Basterebbe un monitoraggio costante di questi centri, come delle carceri, per non renderli degli inferni, per non lasciare che gli uomini diventino lupi contro agnelli, per dare spazio e voce all’indignazione.
Una volta nel cortile della questura di Caserta venne costruita una gabbia per ospitare temporaneamente i migranti irregolari fermati dalla polizia. Una gabbia nel cortile, alla mercè di tutti i passanti. Il vescovo del tempo, monsignor Nogaro, corse alla questura e impose la fine di questo scandalo, che considerava tale per tutta la città, per le persone con una dignità, per i fedeli. E basta davvero molto poco perché l’abbrutimento non prenda il sopravvento. I tempi sono sufficientemente cupi perché prevalgano sentimenti funesti e perché qualcuno possa pensare che per curare la scabbia sia necessario lavare una persona d’inverno con la pompa in un cortile di un centro per migranti naufraghi, senza un visita medica in un luogo appropriato.

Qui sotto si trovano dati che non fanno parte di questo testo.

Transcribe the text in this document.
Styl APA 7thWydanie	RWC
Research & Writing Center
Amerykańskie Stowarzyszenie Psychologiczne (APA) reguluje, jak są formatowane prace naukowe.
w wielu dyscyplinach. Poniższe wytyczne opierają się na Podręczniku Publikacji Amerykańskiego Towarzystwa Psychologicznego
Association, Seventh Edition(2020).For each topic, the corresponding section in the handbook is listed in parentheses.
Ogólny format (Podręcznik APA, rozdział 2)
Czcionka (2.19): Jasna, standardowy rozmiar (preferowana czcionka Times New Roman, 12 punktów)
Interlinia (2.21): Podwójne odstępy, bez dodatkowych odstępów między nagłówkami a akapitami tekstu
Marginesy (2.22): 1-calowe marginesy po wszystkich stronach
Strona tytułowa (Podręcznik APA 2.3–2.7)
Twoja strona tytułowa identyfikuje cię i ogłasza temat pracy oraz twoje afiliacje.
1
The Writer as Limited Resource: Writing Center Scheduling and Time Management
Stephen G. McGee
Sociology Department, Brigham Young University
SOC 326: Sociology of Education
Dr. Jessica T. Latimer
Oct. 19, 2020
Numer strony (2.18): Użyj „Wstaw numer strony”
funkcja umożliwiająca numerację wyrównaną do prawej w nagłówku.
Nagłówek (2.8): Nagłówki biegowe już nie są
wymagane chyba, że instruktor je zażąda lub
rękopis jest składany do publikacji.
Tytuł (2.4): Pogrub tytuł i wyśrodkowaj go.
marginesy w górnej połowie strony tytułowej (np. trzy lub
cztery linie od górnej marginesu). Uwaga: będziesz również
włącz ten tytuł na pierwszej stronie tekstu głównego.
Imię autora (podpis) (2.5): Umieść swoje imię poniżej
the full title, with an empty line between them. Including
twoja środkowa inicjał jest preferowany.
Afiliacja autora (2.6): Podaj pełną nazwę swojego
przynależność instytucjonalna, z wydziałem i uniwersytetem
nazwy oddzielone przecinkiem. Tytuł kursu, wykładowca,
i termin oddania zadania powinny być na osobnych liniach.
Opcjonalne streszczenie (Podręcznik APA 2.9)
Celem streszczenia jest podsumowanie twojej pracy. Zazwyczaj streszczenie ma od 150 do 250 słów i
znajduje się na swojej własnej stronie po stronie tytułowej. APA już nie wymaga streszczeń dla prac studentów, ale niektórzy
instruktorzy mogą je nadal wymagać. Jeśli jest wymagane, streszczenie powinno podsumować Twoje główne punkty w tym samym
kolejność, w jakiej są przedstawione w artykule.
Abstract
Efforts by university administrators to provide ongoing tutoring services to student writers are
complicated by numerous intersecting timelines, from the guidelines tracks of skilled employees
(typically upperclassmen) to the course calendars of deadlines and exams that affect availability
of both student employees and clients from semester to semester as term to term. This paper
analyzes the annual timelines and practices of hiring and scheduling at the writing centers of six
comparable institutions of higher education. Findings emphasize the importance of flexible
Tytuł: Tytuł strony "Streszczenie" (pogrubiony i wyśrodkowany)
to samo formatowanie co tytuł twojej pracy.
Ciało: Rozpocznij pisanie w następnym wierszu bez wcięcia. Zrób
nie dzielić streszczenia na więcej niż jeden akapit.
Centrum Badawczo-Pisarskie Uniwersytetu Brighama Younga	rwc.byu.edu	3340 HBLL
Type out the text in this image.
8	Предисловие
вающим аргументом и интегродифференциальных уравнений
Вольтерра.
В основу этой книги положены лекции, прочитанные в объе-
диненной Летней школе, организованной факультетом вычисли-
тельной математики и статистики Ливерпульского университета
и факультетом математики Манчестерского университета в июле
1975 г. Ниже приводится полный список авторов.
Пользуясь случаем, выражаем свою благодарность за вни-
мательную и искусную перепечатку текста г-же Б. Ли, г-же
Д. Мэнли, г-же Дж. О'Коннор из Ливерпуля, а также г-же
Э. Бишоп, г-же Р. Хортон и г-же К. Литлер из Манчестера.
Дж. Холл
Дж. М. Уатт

Per evitare che episodi come questi si ripetano, a inizio febbraio decine di associazione, reti solidali, ong perbene, attivisti delle due rive del Mediterraneo si sono incontrati a Lampedusa per costruire insieme una carta di intenti che riveda le politiche di accoglienza, che ridia dignità all’accoglienza, alle persone. Che chiuda l’epoca della legge Bossi-Fini e della negazione di umanità a migliaia di persone. È un tentativo necessario, perché la società civile, anche se non è stata complice, non è stata negli ultimi anni capace di farsi sentire. Per questo molte persone rientrate da Lampedusa saranno il 15 febbraio fuori al Cie di Ponte Galeria a Roma per chiederne la chiusura. Intanto i migranti che fuggono per sopravvivere sanno meglio di tutti cosa fare. Come i siriani, che appena arrivano in Italia chiedono come si faccia ad arrivare, o forse a scappare, in Germania o in Svezia
Articolo pubblicato anche dalla rivista Lo Straniero (febbraio 2014).